Dr. Meggar’s eyebrows went up and down. But without asking anyone to leave while he treated her, he pulled out an old-fashioned stethoscope and listened carefully to Ulma’s heart and lungs. He smelled her breath, and then gently palpated her abdomen below Elena’s bloody camisole, all with a professional air, before tipping to her lips a brown bottle, from which she drank a few sips, then sank back, her eyes fluttering closed.
“Now,” the little man said, “she’s resting comfortably. She’ll need quite a bit of stitching of course, and you could use a few stitches yourself, but that’s as your master says, I suppose.” Dr. Meggar said the word master with a definite implication of dislike. “But I can almost promise you that she won’t die. About her babe I don’t know. It may come out marked as a result of this business — striped birthmarks, perhaps — or it may be perfectly all right. But with food and rest”—Dr. Meggar’s eyebrows went up and down again, as if the doctor would have liked to say this to Master Drohzne’s face—“she should recover.”
“Take care of Elena first, then,” Damon said.
“No, no!” Elena said, pushing the doctor away. He seemed like a nice man, but obviously around here, masters were masters — and Damon was more masterful and intimidating than most.
But not, at this moment, to Elena. She didn’t care about herself right now. She’d made a promise — the doctor’s words meant that she might be able to keep it. That was what she cared about.
Up and down, up and down. Dr. Meggar’s eyebrows looked like two caterpillars on one elastic string. One lagge
d a little behind the other. Clearly, the behavior he was seeing was abnormal, even liable to be punished by serious means. But Elena only noticed him peripherally, the way she was noticing Damon.
“Help her,” she said vehemently — and watched the doctor’s eyebrows shoot up as if they were aimed for the ceiling.
She’d let her aura escape. Not completely, thank God, but a blast had definitely discharged, like a flash of sheet lightning in the room.
And the doctor, who wasn’t a vampire, but just an ordinary citizen, had noticed it. Lakshmi had noticed it; even Ulma stirred on the examining table uneasily.
I’m going to have to be a whole lot more careful, Elena thought. She cast a quick look at Damon, who was about to explode, himself — she could tell. Too many emotions, too much blood in the room, and the adrenaline of killing still pulsing in his bloodstream.

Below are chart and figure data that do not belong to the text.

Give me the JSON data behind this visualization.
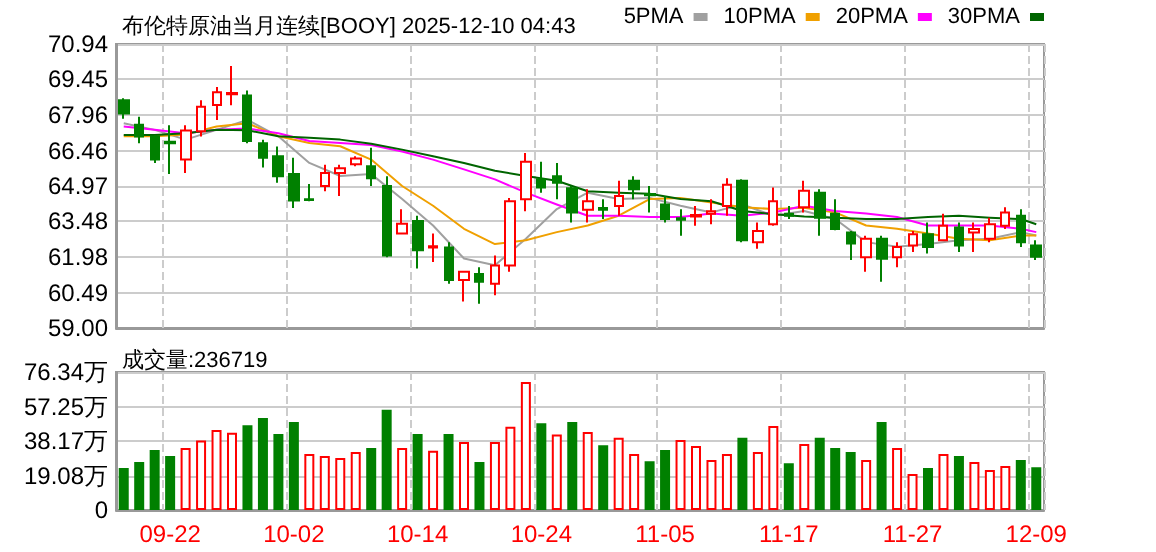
{
  "chart_data": [
    {
      "type": "candlestick",
      "title": "布伦特原油当月连续[BOOY] 2025-12-10 04:43",
      "categories": [
        null,
        null,
        null,
        null,
        null,
        null,
        null,
        null,
        null,
        null,
        null,
        null,
        null,
        null,
        null,
        null,
        null,
        null,
        null,
        null,
        null,
        null,
        null,
        null,
        null,
        null,
        null,
        null,
        null,
        null,
        null,
        null,
        null,
        null,
        null,
        null,
        null,
        null,
        null,
        null,
        null,
        null,
        null,
        null,
        null,
        null,
        null,
        null,
        null,
        null,
        null,
        null,
        null,
        null,
        null,
        null,
        null,
        null,
        null,
        null
      ],
      "ylim": [
        59.0,
        70.94
      ],
      "yticks": [
        {
          "value": 59,
          "label": "59.00"
        },
        60.49,
        61.98,
        63.48,
        64.97,
        66.46,
        67.96,
        69.45,
        70.94
      ],
      "grid": true,
      "legend": "top right",
      "tick_labels": "y",
      "marker": "none",
      "series": [
        {
          "type": "candlestick",
          "ohlc": [
            [
              68.58,
              68.66,
              67.8,
              68.02
            ],
            [
              67.55,
              67.88,
              66.77,
              67.05
            ],
            [
              67.05,
              67.11,
              65.94,
              66.08
            ],
            [
              66.83,
              67.52,
              65.47,
              66.77
            ],
            [
              66.08,
              67.52,
              65.52,
              67.3
            ],
            [
              67.27,
              68.58,
              67.05,
              68.3
            ],
            [
              68.38,
              69.13,
              67.75,
              68.91
            ],
            [
              68.83,
              70.02,
              68.36,
              68.88
            ],
            [
              68.77,
              68.99,
              66.77,
              66.86
            ],
            [
              66.77,
              66.91,
              65.75,
              66.16
            ],
            [
              66.22,
              66.63,
              65.11,
              65.38
            ],
            [
              65.47,
              66.16,
              64.05,
              64.36
            ],
            [
              64.41,
              65.05,
              64.33,
              64.38
            ],
            [
              64.97,
              65.86,
              64.75,
              65.52
            ],
            [
              65.52,
              65.86,
              64.55,
              65.72
            ],
            [
              65.88,
              66.22,
              65.8,
              66.13
            ],
            [
              65.8,
              66.58,
              64.97,
              65.3
            ],
            [
              64.97,
              65.38,
              61.97,
              62.05
            ],
            [
              62.97,
              63.99,
              62.97,
              63.38
            ],
            [
              63.5,
              63.72,
              61.5,
              62.27
            ],
            [
              62.38,
              62.97,
              61.77,
              62.44
            ],
            [
              62.38,
              62.61,
              60.86,
              61.02
            ],
            [
              61.02,
              61.41,
              60.11,
              61.36
            ],
            [
              61.27,
              61.55,
              60.02,
              60.94
            ],
            [
              60.86,
              62.05,
              60.38,
              61.63
            ],
            [
              61.63,
              64.47,
              61.36,
              64.33
            ],
            [
              64.41,
              66.36,
              63.91,
              65.99
            ],
            [
              65.25,
              65.99,
              64.69,
              64.91
            ],
            [
              65.38,
              65.94,
              64.41,
              65.11
            ],
            [
              64.88,
              64.97,
              63.44,
              63.86
            ],
            [
              63.97,
              64.83,
              63.44,
              64.33
            ],
            [
              64.05,
              64.41,
              63.58,
              63.97
            ],
            [
              64.13,
              65.19,
              63.72,
              64.55
            ],
            [
              65.19,
              65.38,
              64.41,
              64.83
            ],
            [
              64.63,
              64.97,
              63.86,
              64.58
            ],
            [
              64.19,
              64.55,
              63.44,
              63.58
            ],
            [
              63.61,
              63.99,
              62.88,
              63.55
            ],
            [
              63.69,
              64.13,
              63.3,
              63.75
            ],
            [
              63.8,
              64.41,
              63.36,
              63.91
            ],
            [
              64.13,
              65.3,
              63.72,
              65.02
            ],
            [
              65.19,
              65.25,
              62.61,
              62.69
            ],
            [
              62.61,
              63.44,
              62.33,
              63.08
            ],
            [
              63.36,
              64.91,
              63.3,
              64.33
            ],
            [
              63.8,
              64.13,
              63.58,
              63.72
            ],
            [
              64.08,
              65.19,
              63.86,
              64.77
            ],
            [
              64.69,
              64.83,
              62.88,
              63.64
            ],
            [
              63.8,
              64.41,
              63.11,
              63.16
            ],
            [
              63.02,
              63.08,
              61.86,
              62.55
            ],
            [
              61.97,
              62.88,
              61.36,
              62.75
            ],
            [
              62.75,
              62.88,
              60.94,
              61.91
            ],
            [
              61.97,
              62.61,
              61.55,
              62.41
            ],
            [
              62.47,
              63.08,
              62.19,
              62.94
            ],
            [
              62.94,
              63.44,
              62.13,
              62.41
            ],
            [
              62.69,
              63.8,
              62.69,
              63.3
            ],
            [
              63.22,
              63.44,
              62.19,
              62.47
            ],
            [
              63.02,
              63.44,
              62.19,
              63.16
            ],
            [
              62.75,
              63.64,
              62.61,
              63.36
            ],
            [
              63.3,
              64.08,
              63.16,
              63.86
            ],
            [
              63.72,
              63.99,
              62.41,
              62.61
            ],
            [
              62.47,
              62.69,
              61.86,
              62.0
            ]
          ],
          "colors": [
            "#008000",
            "#008000",
            "#008000",
            "#008000",
            "#ff0000",
            "#ff0000",
            "#ff0000",
            "#ff0000",
            "#008000",
            "#008000",
            "#008000",
            "#008000",
            "#008000",
            "#ff0000",
            "#ff0000",
            "#ff0000",
            "#008000",
            "#008000",
            "#ff0000",
            "#008000",
            "#ff0000",
            "#008000",
            "#ff0000",
            "#008000",
            "#ff0000",
            "#ff0000",
            "#ff0000",
            "#008000",
            "#008000",
            "#008000",
            "#ff0000",
            "#008000",
            "#ff0000",
            "#008000",
            "#008000",
            "#008000",
            "#008000",
            "#ff0000",
            "#ff0000",
            "#ff0000",
            "#008000",
            "#ff0000",
            "#ff0000",
            "#008000",
            "#ff0000",
            "#008000",
            "#008000",
            "#008000",
            "#ff0000",
            "#008000",
            "#ff0000",
            "#ff0000",
            "#008000",
            "#ff0000",
            "#008000",
            "#ff0000",
            "#ff0000",
            "#ff0000",
            "#008000",
            "#008000"
          ]
        },
        {
          "type": "line",
          "name": "5PMA",
          "color": "#a0a0a0",
          "values": [
            67.61,
            null,
            67.33,
            null,
            66.92,
            null,
            67.33,
            null,
            67.75,
            null,
            67.06,
            null,
            65.94,
            null,
            65.39,
            null,
            65.47,
            null,
            64.42,
            null,
            63.31,
            null,
            61.92,
            null,
            61.64,
            null,
            62.75,
            null,
            64.0,
            null,
            64.69,
            null,
            64.42,
            null,
            64.47,
            null,
            64.14,
            null,
            63.86,
            null,
            64.19,
            null,
            63.72,
            null,
            63.92,
            null,
            63.58,
            null,
            62.61,
            null,
            62.42,
            null,
            62.53,
            null,
            62.69,
            null,
            62.75,
            null,
            63.03,
            62.89
          ]
        },
        {
          "type": "line",
          "name": "10PMA",
          "color": "#f0a000",
          "values": [
            67.06,
            null,
            67.06,
            null,
            67.14,
            null,
            67.47,
            null,
            67.61,
            null,
            67.06,
            null,
            66.78,
            null,
            66.64,
            null,
            66.08,
            null,
            64.97,
            null,
            64.14,
            null,
            63.17,
            null,
            62.53,
            null,
            62.69,
            null,
            63.03,
            null,
            63.31,
            null,
            63.72,
            null,
            64.42,
            null,
            64.47,
            null,
            64.28,
            null,
            64.08,
            null,
            64.0,
            null,
            64.06,
            null,
            63.86,
            null,
            63.31,
            null,
            63.17,
            null,
            62.97,
            null,
            62.75,
            null,
            62.69,
            null,
            62.89,
            62.89
          ]
        },
        {
          "type": "line",
          "name": "20PMA",
          "color": "#ff00ff",
          "values": [
            67.47,
            null,
            67.33,
            null,
            67.19,
            null,
            67.33,
            null,
            67.39,
            null,
            67.19,
            null,
            66.86,
            null,
            66.78,
            null,
            66.69,
            null,
            66.42,
            null,
            66.08,
            null,
            65.67,
            null,
            65.25,
            null,
            64.69,
            null,
            64.19,
            null,
            63.72,
            null,
            63.72,
            null,
            63.67,
            null,
            63.67,
            null,
            63.81,
            null,
            63.72,
            null,
            63.86,
            null,
            64.14,
            null,
            63.92,
            null,
            63.81,
            null,
            63.67,
            null,
            63.31,
            null,
            63.31,
            null,
            63.31,
            null,
            63.17,
            63.03
          ]
        },
        {
          "type": "line",
          "name": "30PMA",
          "color": "#006400",
          "values": [
            67.11,
            null,
            67.11,
            null,
            67.19,
            null,
            67.33,
            null,
            67.31,
            null,
            67.06,
            null,
            67.0,
            null,
            66.92,
            null,
            66.75,
            null,
            66.5,
            null,
            66.22,
            null,
            65.94,
            null,
            65.61,
            null,
            65.39,
            null,
            65.19,
            null,
            64.75,
            null,
            64.69,
            null,
            64.64,
            null,
            64.42,
            null,
            64.33,
            null,
            63.92,
            null,
            63.78,
            null,
            63.69,
            null,
            63.64,
            null,
            63.58,
            null,
            63.58,
            null,
            63.67,
            null,
            63.72,
            null,
            63.64,
            null,
            63.58,
            63.36
          ]
        }
      ]
    },
    {
      "type": "bar",
      "title": "成交量:236719",
      "categories": [
        null,
        null,
        null,
        "09-22",
        null,
        null,
        null,
        null,
        null,
        null,
        null,
        "10-02",
        null,
        null,
        null,
        null,
        null,
        null,
        null,
        "10-14",
        null,
        null,
        null,
        null,
        null,
        null,
        null,
        "10-24",
        null,
        null,
        null,
        null,
        null,
        null,
        null,
        "11-05",
        null,
        null,
        null,
        null,
        null,
        null,
        null,
        "11-17",
        null,
        null,
        null,
        null,
        null,
        null,
        null,
        "11-27",
        null,
        null,
        null,
        null,
        null,
        null,
        null,
        "12-09"
      ],
      "values": [
        23.2,
        26.6,
        33.2,
        29.9,
        34.3,
        38.4,
        44.3,
        42.8,
        46.9,
        50.9,
        42.1,
        48.7,
        31.0,
        29.9,
        28.8,
        32.1,
        34.3,
        55.4,
        34.3,
        42.1,
        32.8,
        42.1,
        37.6,
        26.6,
        37.6,
        46.1,
        70.8,
        48.0,
        41.7,
        48.7,
        43.2,
        35.8,
        39.9,
        31.0,
        26.9,
        33.2,
        38.7,
        35.4,
        27.7,
        31.0,
        39.9,
        32.1,
        46.5,
        25.8,
        36.5,
        39.9,
        34.3,
        32.1,
        27.7,
        48.7,
        34.3,
        19.9,
        23.2,
        31.0,
        29.9,
        26.6,
        22.1,
        24.4,
        27.7,
        23.67
      ],
      "colors": [
        "#008000",
        "#008000",
        "#008000",
        "#008000",
        "#ff0000",
        "#ff0000",
        "#ff0000",
        "#ff0000",
        "#008000",
        "#008000",
        "#008000",
        "#008000",
        "#ff0000",
        "#ff0000",
        "#ff0000",
        "#ff0000",
        "#008000",
        "#008000",
        "#ff0000",
        "#008000",
        "#ff0000",
        "#008000",
        "#ff0000",
        "#008000",
        "#ff0000",
        "#ff0000",
        "#ff0000",
        "#008000",
        "#ff0000",
        "#008000",
        "#ff0000",
        "#008000",
        "#ff0000",
        "#ff0000",
        "#008000",
        "#008000",
        "#ff0000",
        "#ff0000",
        "#ff0000",
        "#ff0000",
        "#008000",
        "#ff0000",
        "#ff0000",
        "#008000",
        "#ff0000",
        "#008000",
        "#008000",
        "#008000",
        "#ff0000",
        "#008000",
        "#ff0000",
        "#ff0000",
        "#008000",
        "#ff0000",
        "#008000",
        "#ff0000",
        "#ff0000",
        "#ff0000",
        "#008000",
        "#008000"
      ],
      "ylim": [
        0,
        76.34
      ],
      "yticks": [
        0,
        {
          "value": 19.08,
          "label": "19.08万"
        },
        {
          "value": 38.17,
          "label": "38.17万"
        },
        {
          "value": 57.25,
          "label": "57.25万"
        },
        {
          "value": 76.34,
          "label": "76.34万"
        }
      ],
      "grid": true
    }
  ]
}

How did she know all that?
Because Damon wasn’t perfectly in control, either, she realized. She was sensing things directly from his mind. Best to get him out of here quickly. “We’ll wait outside,” she said, catching his arm, to Dr. Meggar’s obvious shock. Slaves, even beautiful ones, didn’t act that way.

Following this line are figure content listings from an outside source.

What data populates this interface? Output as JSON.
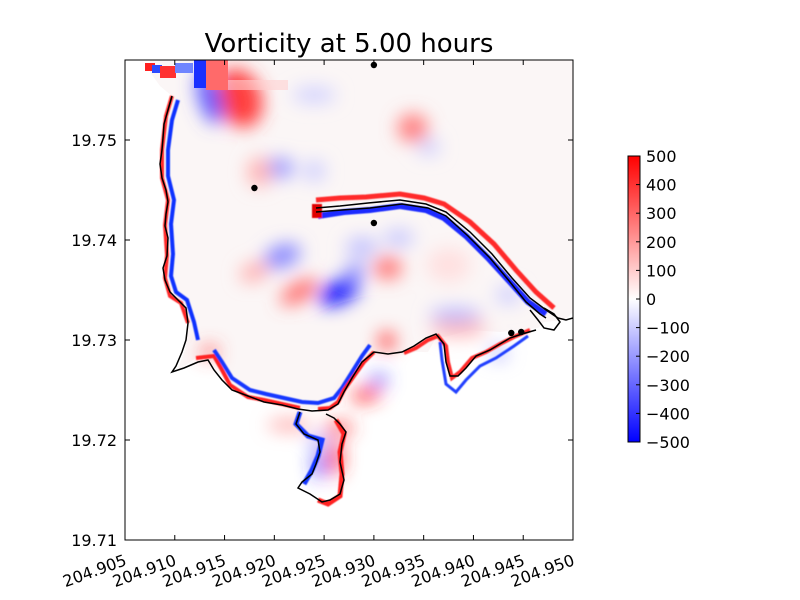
{
  "chart_data": {
    "type": "heatmap",
    "title": "Vorticity at 5.00 hours",
    "xlabel": "",
    "ylabel": "",
    "xlim": [
      204.905,
      204.95
    ],
    "ylim": [
      19.71,
      19.758
    ],
    "x_ticks": [
      "204.905",
      "204.910",
      "204.915",
      "204.920",
      "204.925",
      "204.930",
      "204.935",
      "204.940",
      "204.945",
      "204.950"
    ],
    "x_tick_values": [
      204.905,
      204.91,
      204.915,
      204.92,
      204.925,
      204.93,
      204.935,
      204.94,
      204.945,
      204.95
    ],
    "y_ticks": [
      "19.71",
      "19.72",
      "19.73",
      "19.74",
      "19.75"
    ],
    "y_tick_values": [
      19.71,
      19.72,
      19.73,
      19.74,
      19.75
    ],
    "colorbar": {
      "min": -500,
      "max": 500,
      "ticks": [
        "500",
        "400",
        "300",
        "200",
        "100",
        "0",
        "−100",
        "−200",
        "−300",
        "−400",
        "−500"
      ],
      "tick_values": [
        500,
        400,
        300,
        200,
        100,
        0,
        -100,
        -200,
        -300,
        -400,
        -500
      ],
      "colors": [
        "#0000ff",
        "#ffffff",
        "#ff0000"
      ]
    },
    "points": [
      {
        "x": 204.93,
        "y": 19.7575
      },
      {
        "x": 204.918,
        "y": 19.7452
      },
      {
        "x": 204.93,
        "y": 19.7417
      },
      {
        "x": 204.9438,
        "y": 19.7307
      },
      {
        "x": 204.9448,
        "y": 19.7308
      }
    ],
    "blobs": [
      {
        "x": 204.9165,
        "y": 19.7542,
        "rx": 0.0022,
        "ry": 0.003,
        "value": 380,
        "rot": -20
      },
      {
        "x": 204.9135,
        "y": 19.7543,
        "rx": 0.0011,
        "ry": 0.0028,
        "value": -320,
        "rot": -15
      },
      {
        "x": 204.924,
        "y": 19.7545,
        "rx": 0.0022,
        "ry": 0.0008,
        "value": -90,
        "rot": 0
      },
      {
        "x": 204.9205,
        "y": 19.7472,
        "rx": 0.0015,
        "ry": 0.001,
        "value": -200,
        "rot": 0
      },
      {
        "x": 204.9185,
        "y": 19.7468,
        "rx": 0.0012,
        "ry": 0.0015,
        "value": 150,
        "rot": 0
      },
      {
        "x": 204.924,
        "y": 19.7469,
        "rx": 0.0011,
        "ry": 0.001,
        "value": -100,
        "rot": 0
      },
      {
        "x": 204.9339,
        "y": 19.7512,
        "rx": 0.0015,
        "ry": 0.0014,
        "value": 260,
        "rot": 0
      },
      {
        "x": 204.9355,
        "y": 19.7493,
        "rx": 0.0011,
        "ry": 0.0008,
        "value": -100,
        "rot": 0
      },
      {
        "x": 204.9208,
        "y": 19.7384,
        "rx": 0.0019,
        "ry": 0.0011,
        "value": -240,
        "rot": -20
      },
      {
        "x": 204.918,
        "y": 19.7368,
        "rx": 0.0015,
        "ry": 0.0009,
        "value": 160,
        "rot": -20
      },
      {
        "x": 204.9265,
        "y": 19.7348,
        "rx": 0.0022,
        "ry": 0.0011,
        "value": -470,
        "rot": -25
      },
      {
        "x": 204.9225,
        "y": 19.7348,
        "rx": 0.0021,
        "ry": 0.0009,
        "value": 300,
        "rot": -30
      },
      {
        "x": 204.9281,
        "y": 19.7369,
        "rx": 0.0011,
        "ry": 0.0008,
        "value": -220,
        "rot": -20
      },
      {
        "x": 204.9314,
        "y": 19.7372,
        "rx": 0.0014,
        "ry": 0.0011,
        "value": 280,
        "rot": 0
      },
      {
        "x": 204.9288,
        "y": 19.7393,
        "rx": 0.0016,
        "ry": 0.0009,
        "value": -130,
        "rot": 0
      },
      {
        "x": 204.9325,
        "y": 19.7402,
        "rx": 0.0015,
        "ry": 0.0008,
        "value": -120,
        "rot": 0
      },
      {
        "x": 204.9385,
        "y": 19.7312,
        "rx": 0.0028,
        "ry": 0.0009,
        "value": 140,
        "rot": 0
      },
      {
        "x": 204.9382,
        "y": 19.7325,
        "rx": 0.0026,
        "ry": 0.0007,
        "value": -140,
        "rot": 0
      },
      {
        "x": 204.9435,
        "y": 19.7345,
        "rx": 0.0012,
        "ry": 0.0009,
        "value": -100,
        "rot": 0
      },
      {
        "x": 204.9375,
        "y": 19.7375,
        "rx": 0.0022,
        "ry": 0.0017,
        "value": 60,
        "rot": 0
      },
      {
        "x": 204.9313,
        "y": 19.7299,
        "rx": 0.0007,
        "ry": 0.0008,
        "value": 500,
        "rot": 0
      },
      {
        "x": 204.9292,
        "y": 19.7245,
        "rx": 0.0015,
        "ry": 0.0006,
        "value": 420,
        "rot": -10
      },
      {
        "x": 204.9305,
        "y": 19.726,
        "rx": 0.0009,
        "ry": 0.0005,
        "value": -350,
        "rot": 0
      },
      {
        "x": 204.9265,
        "y": 19.7212,
        "rx": 0.0015,
        "ry": 0.0005,
        "value": 380,
        "rot": 0
      },
      {
        "x": 204.9245,
        "y": 19.7198,
        "rx": 0.0011,
        "ry": 0.0004,
        "value": -280,
        "rot": 0
      },
      {
        "x": 204.9262,
        "y": 19.7182,
        "rx": 0.0006,
        "ry": 0.0018,
        "value": 400,
        "rot": 0
      },
      {
        "x": 204.9245,
        "y": 19.7175,
        "rx": 0.0005,
        "ry": 0.0013,
        "value": -420,
        "rot": 0
      },
      {
        "x": 204.9215,
        "y": 19.7215,
        "rx": 0.0022,
        "ry": 0.0005,
        "value": 200,
        "rot": 0
      },
      {
        "x": 204.9135,
        "y": 19.7288,
        "rx": 0.0008,
        "ry": 0.0006,
        "value": 350,
        "rot": 0
      },
      {
        "x": 204.9425,
        "y": 19.7287,
        "rx": 0.0009,
        "ry": 0.0007,
        "value": -150,
        "rot": 0
      }
    ]
  }
}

“Go and wait in the courtyard then,” the doctor said, carefully controlling his face and speaking to the air in between Damon and Elena. “Lakshmi, give them some bandages so they can staunch the young girl’s bleeding. Then come back; you can help me.”
“Just one question,” he added as Elena and the others were walking out of the room. “How did you know that this woman is pregnant? What sort of spell can tell you that?”

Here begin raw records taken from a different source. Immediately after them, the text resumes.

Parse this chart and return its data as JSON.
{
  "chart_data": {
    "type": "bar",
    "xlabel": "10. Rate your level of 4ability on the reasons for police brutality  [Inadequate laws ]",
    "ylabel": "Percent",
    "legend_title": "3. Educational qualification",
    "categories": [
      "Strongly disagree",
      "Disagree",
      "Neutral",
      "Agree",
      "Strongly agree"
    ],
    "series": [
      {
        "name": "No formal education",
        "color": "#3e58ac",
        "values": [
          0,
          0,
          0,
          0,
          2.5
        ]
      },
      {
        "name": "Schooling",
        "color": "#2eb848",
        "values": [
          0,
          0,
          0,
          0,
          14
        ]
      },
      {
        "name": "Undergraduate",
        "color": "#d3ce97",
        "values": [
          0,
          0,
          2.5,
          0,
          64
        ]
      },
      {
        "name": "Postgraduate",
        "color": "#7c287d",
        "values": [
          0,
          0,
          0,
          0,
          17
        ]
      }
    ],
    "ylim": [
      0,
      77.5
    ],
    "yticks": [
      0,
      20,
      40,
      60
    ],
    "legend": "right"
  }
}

“No spell,” Elena said simply. “Any woman watching her should have known.” She saw Bonnie flash her an injured look, but Meredith remained inscrutable.
“That horrible slaver — Drogsie — or whatever — was whipping her from the front,” Elena said. “And look at those gashes.” She winced, looking over two stripes that crossed Ulma’s sternum. “In that case, any woman would be trying to protect her breasts, but this one was trying to cover her belly. That meant she was pregnant, and far along enough to be sure about it, too.”